Falta de trabalhadores condiciona economias e potencia “guerra global” por migrantes

Portugal é um dos países do sul da Europa onde também se verifica este problema, tendo o Governo afirmado que o país “precisa dos migrantes para resolver a escassez de mão-de-obra”.

Empresas em todo o mundo estão a ficar sem trabalhadores.

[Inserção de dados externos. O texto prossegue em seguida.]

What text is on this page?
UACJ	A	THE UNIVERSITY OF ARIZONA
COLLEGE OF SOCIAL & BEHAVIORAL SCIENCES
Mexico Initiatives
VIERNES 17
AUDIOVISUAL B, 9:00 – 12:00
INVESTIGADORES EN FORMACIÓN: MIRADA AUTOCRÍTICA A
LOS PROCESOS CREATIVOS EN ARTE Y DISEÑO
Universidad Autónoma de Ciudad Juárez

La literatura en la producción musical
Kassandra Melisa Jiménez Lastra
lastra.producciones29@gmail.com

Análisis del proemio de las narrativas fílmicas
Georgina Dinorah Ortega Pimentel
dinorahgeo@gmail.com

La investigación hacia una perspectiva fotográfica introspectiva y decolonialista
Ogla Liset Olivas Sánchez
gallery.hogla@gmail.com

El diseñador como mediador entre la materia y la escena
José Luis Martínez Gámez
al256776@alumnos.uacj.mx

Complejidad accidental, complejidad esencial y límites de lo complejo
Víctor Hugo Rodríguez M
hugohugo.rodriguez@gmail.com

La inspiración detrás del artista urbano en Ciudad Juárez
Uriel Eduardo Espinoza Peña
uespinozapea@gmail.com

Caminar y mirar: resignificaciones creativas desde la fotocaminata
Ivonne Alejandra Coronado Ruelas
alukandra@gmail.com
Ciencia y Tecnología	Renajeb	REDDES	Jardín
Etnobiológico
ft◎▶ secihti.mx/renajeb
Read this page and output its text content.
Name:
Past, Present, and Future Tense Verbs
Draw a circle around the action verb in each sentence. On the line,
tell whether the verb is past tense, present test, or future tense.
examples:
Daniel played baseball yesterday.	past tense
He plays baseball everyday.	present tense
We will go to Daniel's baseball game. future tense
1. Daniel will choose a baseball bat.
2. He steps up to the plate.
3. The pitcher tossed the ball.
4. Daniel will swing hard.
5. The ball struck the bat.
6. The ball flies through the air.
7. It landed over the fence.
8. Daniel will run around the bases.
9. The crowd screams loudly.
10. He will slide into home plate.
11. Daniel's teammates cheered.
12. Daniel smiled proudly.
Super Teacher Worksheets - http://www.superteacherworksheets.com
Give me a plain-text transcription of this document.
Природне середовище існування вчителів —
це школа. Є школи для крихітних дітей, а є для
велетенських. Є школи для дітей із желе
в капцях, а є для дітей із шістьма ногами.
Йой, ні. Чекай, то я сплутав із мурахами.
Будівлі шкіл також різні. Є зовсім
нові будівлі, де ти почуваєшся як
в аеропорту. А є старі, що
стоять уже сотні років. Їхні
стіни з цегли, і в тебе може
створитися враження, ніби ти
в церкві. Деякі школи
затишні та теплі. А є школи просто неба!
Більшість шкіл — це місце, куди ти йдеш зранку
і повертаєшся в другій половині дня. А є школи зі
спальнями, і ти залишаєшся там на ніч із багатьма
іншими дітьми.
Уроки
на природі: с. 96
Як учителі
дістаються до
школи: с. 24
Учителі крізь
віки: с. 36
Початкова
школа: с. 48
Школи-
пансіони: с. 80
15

A chamada ‘Grande Renúncia’ está a afetar algumas das maiores economias do mundo, como os Estados Unidos ou a Alemanha, potenciando os governos a acelerarem a chegada de imigrantes, noticia o “El Economista”, esta segunda-feira.

O colapso da cadeia de abastecimento e a recuperação económica a “meio gás” desencadearam a procura por trabalhadores. Adicionalmente, o facto de as fronteiras terem sido fechadas devido à pandemia de Covid-19, só agravou a situação. O resultado foram grandes aumentos salariais em muitos sectores, mas que até ver, se revelaram insuficientes para resolver o problema.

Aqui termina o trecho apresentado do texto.